Karl R. Popper
1902-1994
  1. [...] La controverse entre l'empirisme classique de Bacon, Locke, Berkeley, Hume et Stuart Mill et le rationalisme ou intellectualisme classique de Descartes, Spinoza et Leibniz. Dans cette controverse, en effet, l'école anglaise soutenait que le fondement ultime de toute connaissance, c'est l'observation, tandis que l'école continentale affirmait que c'est la vision intellectuelle des idées claires et distinctes.

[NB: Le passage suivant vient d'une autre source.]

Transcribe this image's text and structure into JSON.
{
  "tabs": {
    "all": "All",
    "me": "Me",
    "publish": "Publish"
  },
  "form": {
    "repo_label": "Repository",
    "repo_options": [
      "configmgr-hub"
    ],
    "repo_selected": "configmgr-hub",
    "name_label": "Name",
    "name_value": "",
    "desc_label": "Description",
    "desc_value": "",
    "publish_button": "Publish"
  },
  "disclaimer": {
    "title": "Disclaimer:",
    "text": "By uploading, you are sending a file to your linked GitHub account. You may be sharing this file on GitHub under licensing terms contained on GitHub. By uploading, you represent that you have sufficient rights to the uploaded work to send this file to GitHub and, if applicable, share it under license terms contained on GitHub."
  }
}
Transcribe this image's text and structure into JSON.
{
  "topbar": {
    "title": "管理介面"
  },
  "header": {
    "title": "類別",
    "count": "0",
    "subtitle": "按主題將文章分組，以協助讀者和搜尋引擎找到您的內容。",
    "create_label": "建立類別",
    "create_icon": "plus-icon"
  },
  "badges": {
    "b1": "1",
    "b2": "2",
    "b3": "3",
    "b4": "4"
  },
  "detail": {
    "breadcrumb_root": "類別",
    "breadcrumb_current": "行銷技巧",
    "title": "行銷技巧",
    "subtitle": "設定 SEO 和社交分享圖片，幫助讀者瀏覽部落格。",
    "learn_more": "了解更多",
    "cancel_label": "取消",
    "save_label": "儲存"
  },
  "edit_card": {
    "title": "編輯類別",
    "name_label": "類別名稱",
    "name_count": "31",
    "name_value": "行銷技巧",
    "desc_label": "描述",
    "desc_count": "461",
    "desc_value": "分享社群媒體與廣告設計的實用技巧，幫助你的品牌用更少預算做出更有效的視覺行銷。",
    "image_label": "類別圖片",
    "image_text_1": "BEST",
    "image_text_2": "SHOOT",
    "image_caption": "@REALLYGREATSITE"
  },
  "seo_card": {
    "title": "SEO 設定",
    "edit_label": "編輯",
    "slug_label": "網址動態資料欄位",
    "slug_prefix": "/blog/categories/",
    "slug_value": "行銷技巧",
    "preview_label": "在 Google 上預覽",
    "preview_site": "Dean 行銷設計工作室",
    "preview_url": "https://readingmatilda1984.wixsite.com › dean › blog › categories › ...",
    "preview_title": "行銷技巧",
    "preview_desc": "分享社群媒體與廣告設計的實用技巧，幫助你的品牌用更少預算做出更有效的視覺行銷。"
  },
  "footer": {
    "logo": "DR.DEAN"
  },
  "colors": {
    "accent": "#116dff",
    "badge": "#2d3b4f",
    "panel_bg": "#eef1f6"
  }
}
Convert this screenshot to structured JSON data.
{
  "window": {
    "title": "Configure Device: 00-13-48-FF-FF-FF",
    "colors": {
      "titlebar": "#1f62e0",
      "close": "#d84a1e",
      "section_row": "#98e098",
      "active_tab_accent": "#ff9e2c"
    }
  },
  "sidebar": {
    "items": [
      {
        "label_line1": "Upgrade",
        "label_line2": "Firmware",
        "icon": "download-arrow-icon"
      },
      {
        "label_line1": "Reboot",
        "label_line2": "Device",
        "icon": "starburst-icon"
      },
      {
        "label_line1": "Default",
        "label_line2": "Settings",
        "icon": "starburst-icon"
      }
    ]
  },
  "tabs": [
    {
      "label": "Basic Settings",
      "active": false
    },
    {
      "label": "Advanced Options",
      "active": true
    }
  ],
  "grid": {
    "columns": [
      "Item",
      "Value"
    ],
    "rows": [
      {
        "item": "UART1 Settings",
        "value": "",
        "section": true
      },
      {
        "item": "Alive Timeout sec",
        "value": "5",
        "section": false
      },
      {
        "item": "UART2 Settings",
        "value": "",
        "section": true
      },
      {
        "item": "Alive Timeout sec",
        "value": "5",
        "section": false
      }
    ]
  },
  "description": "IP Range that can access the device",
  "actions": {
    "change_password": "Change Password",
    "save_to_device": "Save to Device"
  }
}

    (Des sources de la connaissance et de l'ignorance, trad. Michèle-Irène et Marc B. de Launay , p.15, Rivages/Poche n°241, 1998 (rééd.))
     
  2. Je chercherai à monter, tout particulièrement, que ni l'observation ni la raison ne peuvent être définies comme la source de la connaissance, ainsi qu'on a prétendu le faire jusqu'ici.

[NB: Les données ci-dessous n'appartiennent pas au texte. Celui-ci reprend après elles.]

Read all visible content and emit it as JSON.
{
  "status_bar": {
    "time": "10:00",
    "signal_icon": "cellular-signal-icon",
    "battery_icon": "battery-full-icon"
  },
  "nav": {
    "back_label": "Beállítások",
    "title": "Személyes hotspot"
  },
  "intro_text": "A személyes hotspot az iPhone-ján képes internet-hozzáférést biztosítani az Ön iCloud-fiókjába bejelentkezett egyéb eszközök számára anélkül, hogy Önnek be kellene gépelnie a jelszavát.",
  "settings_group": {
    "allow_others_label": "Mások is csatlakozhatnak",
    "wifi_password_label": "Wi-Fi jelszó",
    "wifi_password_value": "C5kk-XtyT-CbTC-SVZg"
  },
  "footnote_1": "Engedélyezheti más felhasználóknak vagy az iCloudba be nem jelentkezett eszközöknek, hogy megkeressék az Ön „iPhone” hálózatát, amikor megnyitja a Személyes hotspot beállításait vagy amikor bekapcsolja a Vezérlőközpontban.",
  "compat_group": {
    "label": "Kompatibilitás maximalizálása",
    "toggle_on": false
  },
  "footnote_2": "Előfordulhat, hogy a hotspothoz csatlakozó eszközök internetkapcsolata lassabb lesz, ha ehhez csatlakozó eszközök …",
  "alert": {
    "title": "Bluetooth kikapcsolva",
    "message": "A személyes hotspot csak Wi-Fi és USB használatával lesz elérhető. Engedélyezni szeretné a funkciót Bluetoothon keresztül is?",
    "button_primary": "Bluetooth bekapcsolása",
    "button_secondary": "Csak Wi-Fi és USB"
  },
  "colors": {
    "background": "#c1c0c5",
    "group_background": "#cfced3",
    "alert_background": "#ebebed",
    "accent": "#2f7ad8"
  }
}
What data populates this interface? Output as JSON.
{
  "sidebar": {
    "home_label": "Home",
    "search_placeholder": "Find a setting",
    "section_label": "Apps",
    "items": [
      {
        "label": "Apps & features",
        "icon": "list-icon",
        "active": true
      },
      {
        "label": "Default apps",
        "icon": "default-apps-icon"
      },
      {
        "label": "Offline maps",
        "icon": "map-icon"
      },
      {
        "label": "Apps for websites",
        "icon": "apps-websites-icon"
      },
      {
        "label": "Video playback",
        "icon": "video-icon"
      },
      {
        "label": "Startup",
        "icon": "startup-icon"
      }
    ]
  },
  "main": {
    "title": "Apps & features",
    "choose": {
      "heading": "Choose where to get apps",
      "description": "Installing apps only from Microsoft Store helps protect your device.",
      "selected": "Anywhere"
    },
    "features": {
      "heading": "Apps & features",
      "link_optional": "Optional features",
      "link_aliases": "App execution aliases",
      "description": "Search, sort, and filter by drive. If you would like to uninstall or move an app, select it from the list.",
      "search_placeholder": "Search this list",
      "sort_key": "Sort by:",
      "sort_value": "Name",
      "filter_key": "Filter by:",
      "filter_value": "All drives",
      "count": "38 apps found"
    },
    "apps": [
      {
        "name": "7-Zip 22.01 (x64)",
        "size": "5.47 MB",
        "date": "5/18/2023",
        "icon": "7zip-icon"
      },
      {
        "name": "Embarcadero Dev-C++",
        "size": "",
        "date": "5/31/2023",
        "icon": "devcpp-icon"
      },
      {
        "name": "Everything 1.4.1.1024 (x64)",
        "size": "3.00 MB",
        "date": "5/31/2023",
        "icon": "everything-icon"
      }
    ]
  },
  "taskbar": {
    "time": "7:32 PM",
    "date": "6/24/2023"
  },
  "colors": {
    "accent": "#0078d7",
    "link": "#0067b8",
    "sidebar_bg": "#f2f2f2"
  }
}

    (Des sources de la connaissance et de l'ignorance, trad. Michèle-Irène et Marc B. de Launay , p.17, Rivages/Poche n°241, 1998 (rééd.))
     
  3. Mais quelles sont alors les sources de notre connaissance?
    La réponse, me semble-t-il, est celle-ci : il existe toutes sortes de sources, mais aucune d'elles ne fait autorité.

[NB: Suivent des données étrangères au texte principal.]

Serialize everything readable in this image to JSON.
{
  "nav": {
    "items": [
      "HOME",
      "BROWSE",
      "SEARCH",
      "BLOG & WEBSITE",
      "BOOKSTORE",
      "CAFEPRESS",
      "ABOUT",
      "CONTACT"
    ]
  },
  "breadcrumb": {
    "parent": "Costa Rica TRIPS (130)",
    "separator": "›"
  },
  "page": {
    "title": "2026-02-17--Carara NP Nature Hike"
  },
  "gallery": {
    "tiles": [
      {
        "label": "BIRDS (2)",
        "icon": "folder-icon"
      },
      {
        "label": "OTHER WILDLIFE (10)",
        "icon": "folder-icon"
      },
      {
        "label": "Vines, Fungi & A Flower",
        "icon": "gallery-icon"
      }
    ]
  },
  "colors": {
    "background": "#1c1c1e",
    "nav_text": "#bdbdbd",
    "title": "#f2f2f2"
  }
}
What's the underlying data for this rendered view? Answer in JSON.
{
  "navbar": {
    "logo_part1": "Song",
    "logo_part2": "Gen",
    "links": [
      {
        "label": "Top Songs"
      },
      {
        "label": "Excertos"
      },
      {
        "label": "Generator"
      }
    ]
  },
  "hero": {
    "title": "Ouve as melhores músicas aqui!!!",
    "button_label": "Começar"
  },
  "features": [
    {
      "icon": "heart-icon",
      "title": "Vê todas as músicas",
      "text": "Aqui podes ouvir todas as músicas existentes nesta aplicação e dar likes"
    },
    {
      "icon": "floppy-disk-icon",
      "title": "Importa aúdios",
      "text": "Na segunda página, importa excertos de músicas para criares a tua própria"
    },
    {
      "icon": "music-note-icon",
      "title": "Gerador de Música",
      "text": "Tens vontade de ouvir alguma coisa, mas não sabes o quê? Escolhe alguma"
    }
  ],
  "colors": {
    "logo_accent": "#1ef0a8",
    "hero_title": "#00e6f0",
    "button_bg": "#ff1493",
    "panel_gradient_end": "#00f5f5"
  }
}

    (Des sources de la connaissance et de l'ignorance, trad. Michèle-Irène et Marc B. de Launay , p.127, Rivages/Poche n°241, 1998 (rééd.))
     
  4. L'erreur fondamentale que commet la doctrine des sources épistémologiques ultimes, c'est de ne pas distinguer assez clairement les problèmes d'origine des problèmes de validité. Il se peut que, dans le cas de l'historiographie, les deux types de questions se rejoignent quelquefois. Trouver l'origine de certaines sources est parfois le seul ou le principal moyen que l'on ait de tester la validité d'une assertion historique. Mais, généralement, les deux problèmes ne se recouvrent pas, et nous n'éprouvons pas la validité d'une assertion ou d'une information en en déterminant les sources ou l'origine ; nous testons celles-ci selon une méthode plus directe, l'examen critique du contenu de l'assertion - ou des faits qui en sont l'objet.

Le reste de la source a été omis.